Auch die Mittelschicht sitzt in der Achterbahn
„Diese Ergebnisse zeigen, daß für die Mehrheit der Sozialhilfeempfänger die Sozialhilfephase ein mehr oder weniger gedehnter Übergang ist, aber keine dauerhafte Deklassierung“, folgern die Bremer Sozialforscherinnen Monika Ludwig und Petra Buhr. Daß zwar immer mehr Menschen Sozialhilfe beziehen, sich die Bezugsdauer aber sogar verkürzt, legen Ergebnisse aus Bielefeld nahe.
Hier wertete der Soziologe Hans-Jürgen Andreß die Daten von 16.328 Haushalten aus, die zwischen 1977 und 1990 Sozialhilfe bekamen.
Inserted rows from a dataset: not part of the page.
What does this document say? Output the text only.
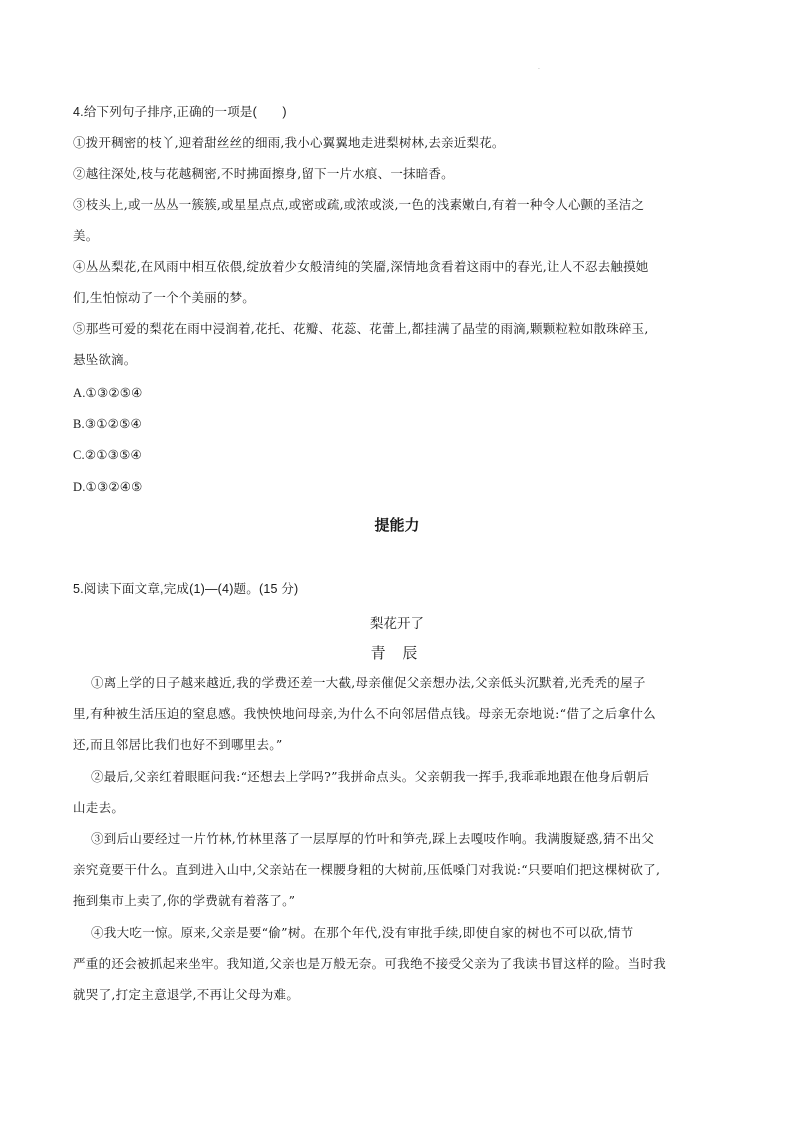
.
4.给下列句子排序,正确的一项是(　　)
①拨开稠密的枝丫,迎着甜丝丝的细雨,我小心翼翼地走进梨树林,去亲近梨花。
②越往深处,枝与花越稠密,不时拂面擦身,留下一片水痕、一抹暗香。
③枝头上,或一丛丛一簇簇,或星星点点,或密或疏,或浓或淡,一色的浅素嫩白,有着一种令人心颤的圣洁之
美。
④丛丛梨花,在风雨中相互依偎,绽放着少女般清纯的笑靥,深情地贪看着这雨中的春光,让人不忍去触摸她
们,生怕惊动了一个个美丽的梦。
⑤那些可爱的梨花在雨中浸润着,花托、花瓣、花蕊、花蕾上,都挂满了晶莹的雨滴,颗颗粒粒如散珠碎玉,
悬坠欲滴。
A.①③②⑤④
B.③①②⑤④
C.②①③⑤④
D.①③②④⑤
提能力
5.阅读下面文章,完成(1)—(4)题。(15 分)
梨花开了
青 辰
①离上学的日子越来越近,我的学费还差一大截,母亲催促父亲想办法,父亲低头沉默着,光秃秃的屋子
里,有种被生活压迫的窒息感。我怏怏地问母亲,为什么不向邻居借点钱。母亲无奈地说:“借了之后拿什么
还,而且邻居比我们也好不到哪里去。”
②最后,父亲红着眼眶问我:“还想去上学吗?”我拼命点头。父亲朝我一挥手,我乖乖地跟在他身后朝后
山走去。
③到后山要经过一片竹林,竹林里落了一层厚厚的竹叶和笋壳,踩上去嘎吱作响。我满腹疑惑,猜不出父
亲究竟要干什么。直到进入山中,父亲站在一棵腰身粗的大树前,压低嗓门对我说:“只要咱们把这棵树砍了,
拖到集市上卖了,你的学费就有着落了。”
④我大吃一惊。原来,父亲是要“偷”树。在那个年代,没有审批手续,即使自家的树也不可以砍,情节
严重的还会被抓起来坐牢。我知道,父亲也是万般无奈。可我绝不接受父亲为了我读书冒这样的险。当时我
就哭了,打定主意退学,不再让父母为难。
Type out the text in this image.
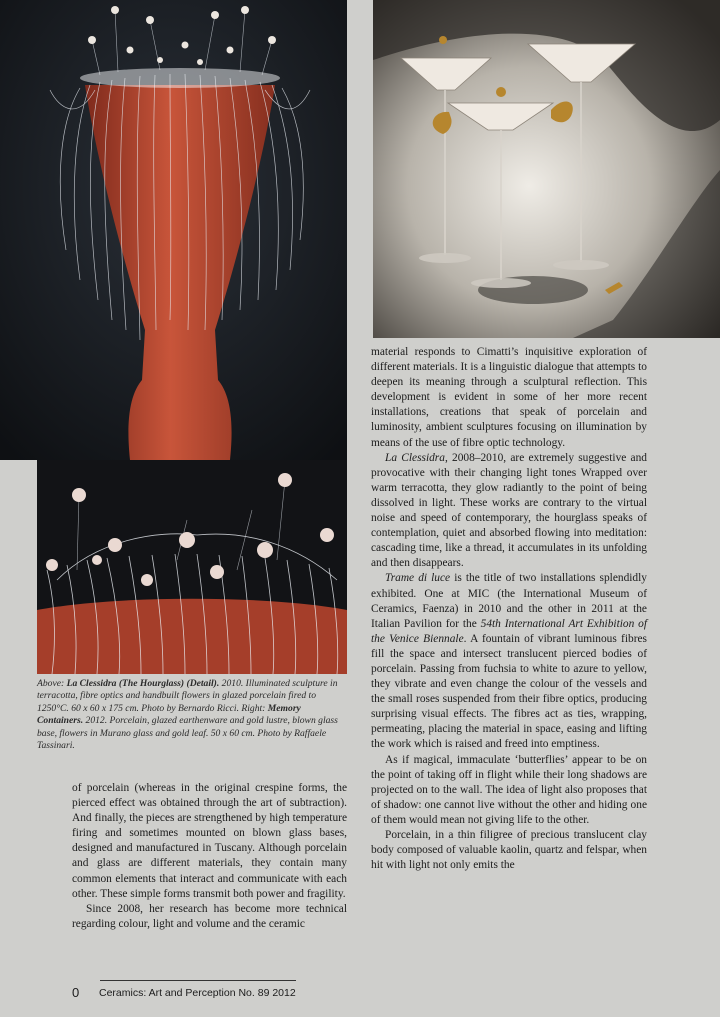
Above: La Clessidra (The Hourglass) (Detail). 2010. Illuminated sculpture in terracotta, fibre optics and handbuilt flowers in glazed porcelain fired to 1250°C. 60 x 60 x 175 cm. Photo by Bernardo Ricci. Right: Memory Containers. 2012. Porcelain, glazed earthenware and gold lustre, blown glass base, flowers in Murano glass and gold leaf. 50 x 60 cm. Photo by Raffaele Tassinari.

of porcelain (whereas in the original crespine forms, the pierced effect was obtained through the art of subtraction). And finally, the pieces are strengthened by high temperature firing and sometimes mounted on blown glass bases, designed and manufactured in Tuscany. Although porcelain and glass are different materials, they contain many common elements that interact and communicate with each other. These simple forms transmit both power and fragility.

Since 2008, her research has become more technical regarding colour, light and volume and the ceramic

material responds to Cimatti’s inquisitive exploration of different materials. It is a linguistic dialogue that attempts to deepen its meaning through a sculptural reflection. This development is evident in some of her more recent installations, creations that speak of porcelain and luminosity, ambient sculptures focusing on illumination by means of the use of fibre optic technology.

La Clessidra, 2008–2010, are extremely suggestive and provocative with their changing light tones Wrapped over warm terracotta, they glow radiantly to the point of being dissolved in light. These works are contrary to the virtual noise and speed of contemporary, the hourglass speaks of contemplation, quiet and absorbed flowing into meditation: cascading time, like a thread, it accumulates in its unfolding and then disappears.

Trame di luce is the title of two installations splendidly exhibited. One at MIC (the International Museum of Ceramics, Faenza) in 2010 and the other in 2011 at the Italian Pavilion for the 54th International Art Exhibition of the Venice Biennale. A fountain of vibrant luminous fibres fill the space and intersect translucent pierced bodies of porcelain. Passing from fuchsia to white to azure to yellow, they vibrate and even change the colour of the vessels and the small roses suspended from their fibre optics, producing surprising visual effects. The fibres act as ties, wrapping, permeating, placing the material in space, easing and lifting the work which is raised and freed into emptiness.

As if magical, immaculate ‘butterflies’ appear to be on the point of taking off in flight while their long shadows are projected on to the wall. The idea of light also proposes that of shadow: one cannot live without the other and hiding one of them would mean not giving life to the other.

Porcelain, in a thin filigree of precious translucent clay body composed of valuable kaolin, quartz and felspar, when hit with light not only emits the

0 Ceramics: Art and Perception No. 89 2012
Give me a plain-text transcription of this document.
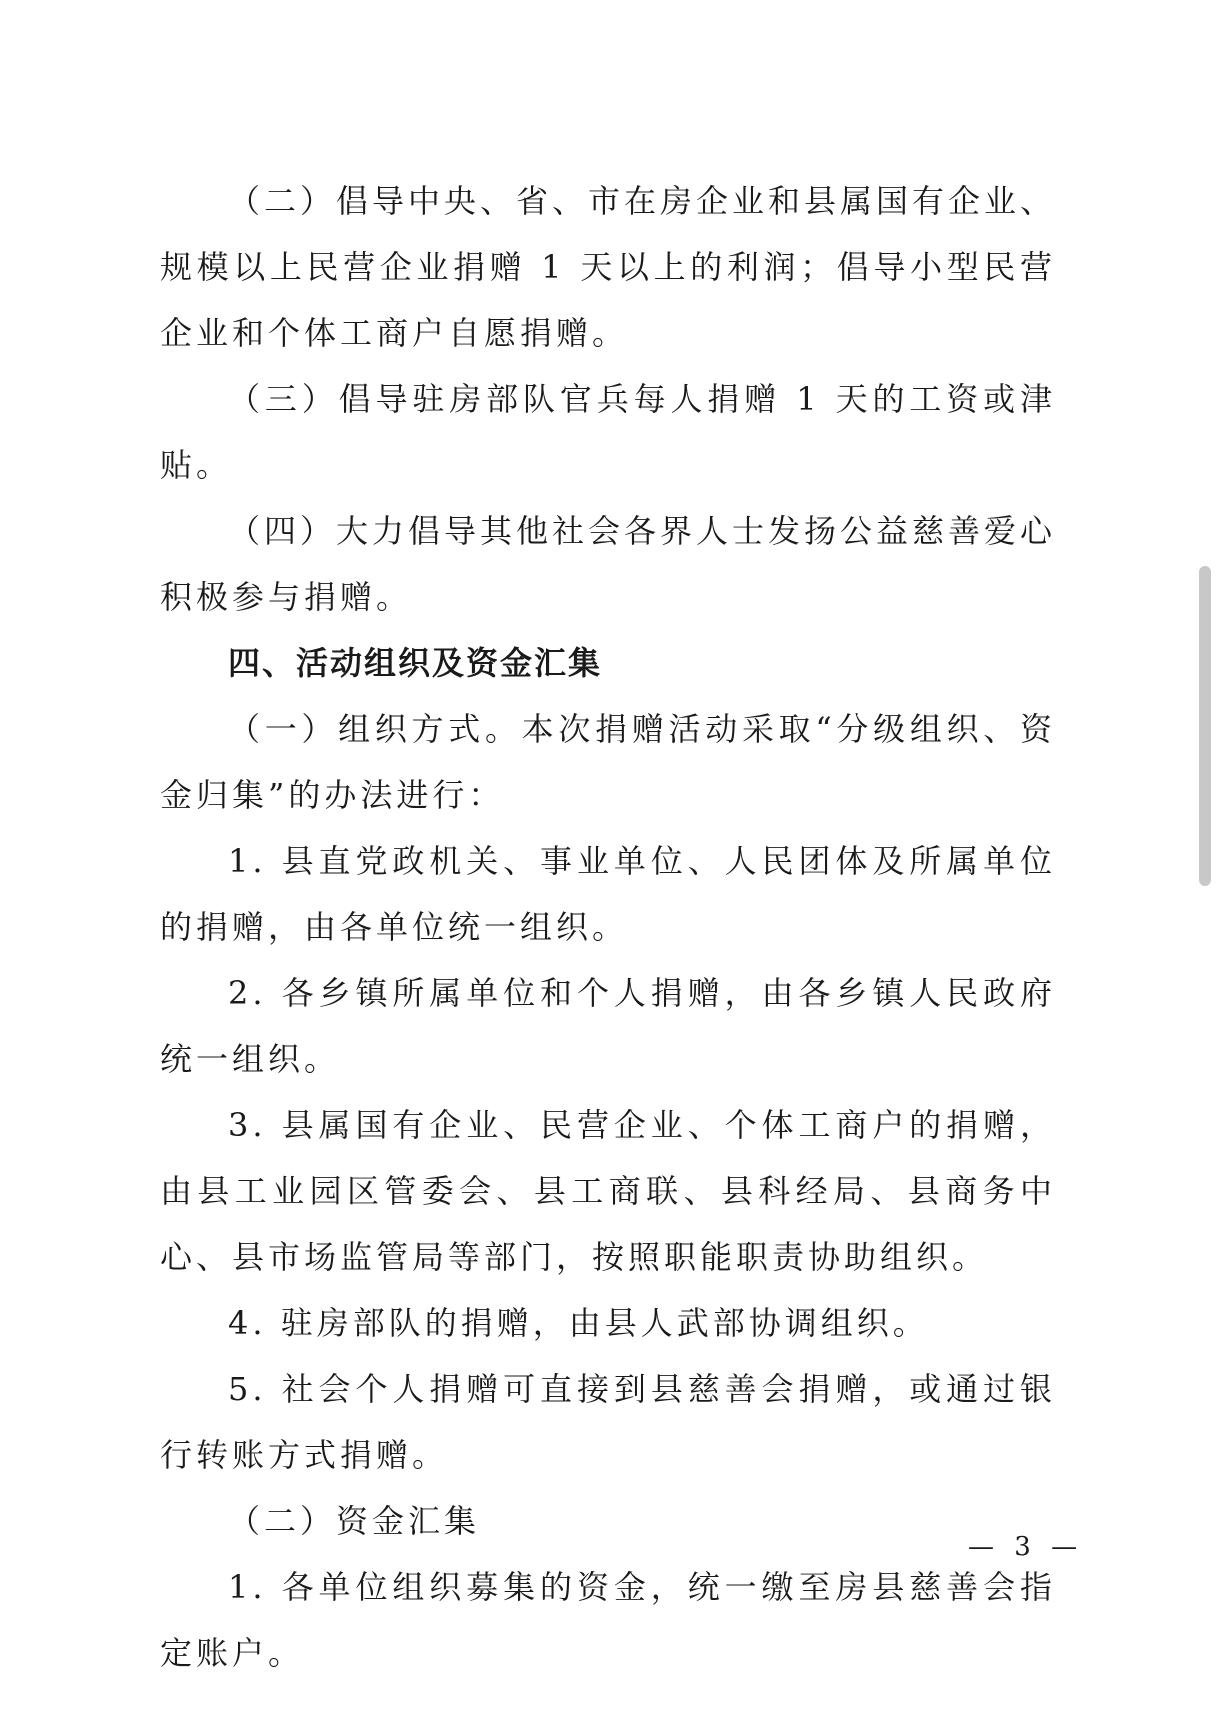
（二）倡导中央、省、市在房企业和县属国有企业、规模以上民营企业捐赠 1 天以上的利润；倡导小型民营企业和个体工商户自愿捐赠。

（三）倡导驻房部队官兵每人捐赠 1 天的工资或津贴。

（四）大力倡导其他社会各界人士发扬公益慈善爱心积极参与捐赠。

四、活动组织及资金汇集

（一）组织方式。本次捐赠活动采取“分级组织、资金归集”的办法进行：

1. 县直党政机关、事业单位、人民团体及所属单位的捐赠，由各单位统一组织。

2. 各乡镇所属单位和个人捐赠，由各乡镇人民政府统一组织。

3. 县属国有企业、民营企业、个体工商户的捐赠，由县工业园区管委会、县工商联、县科经局、县商务中心、县市场监管局等部门，按照职能职责协助组织。

4. 驻房部队的捐赠，由县人武部协调组织。

5. 社会个人捐赠可直接到县慈善会捐赠，或通过银行转账方式捐赠。

（二）资金汇集

1. 各单位组织募集的资金，统一缴至房县慈善会指定账户。

— 3 —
Ergebnis: Wer zwischen 1977 und 1980 einen Antrag auf Sozialhilfe stellte, blieb fast dreimal solange auf „Stütze“ hängen wie diejenigen, die erst 1989 oder 1990 beim Sozialamt auftauchten. „Die Bewegungen in die Sozialhilfe und aus ihr heraus haben sich beschleunigt“, stellt Andreß fest.
Wer einmal eisern knapsen mußte, vergißt diese Erfahrung aber nicht. „Das eigene Erleben von Knappheit und Mangel, das als biographische Erfahrung nicht mehr rückgängig gemacht werden kann, wird in vielen Fällen ein Gefühl der fortbestehenden Bedrohung hinterlassen.“ Denn „Armut“ bleibt für die meisten zwar nur ein vorübergehender Zustand – trotzdem aber ist die Zahl derer, die zeitweise unter die Armutsgrenze fallen, erstaunlich hoch, so Peter Krause, Soziologe am Berliner Wirtschaftsinstitut DIW. Die „Armutsgrenze“ wird dabei auf die Hälfte des Durchschnittseinkommens aller befragten Haushalte im sogenannten sozioökonomischen Panel (SOEP) festgesetzt. Ein westdeutscher vierköpfiger Haushalt mit einem Vorschulkind beispielsweise hat im Durchschnitt monatlich 4.151 Mark zur Verfügung (Osten: 2.875 Mark). Mit einem Nettoeinkommen von weniger als 2.075 Mark unterschreitet die Familie die Armutsgrenze (Osten: 1.437 Mark).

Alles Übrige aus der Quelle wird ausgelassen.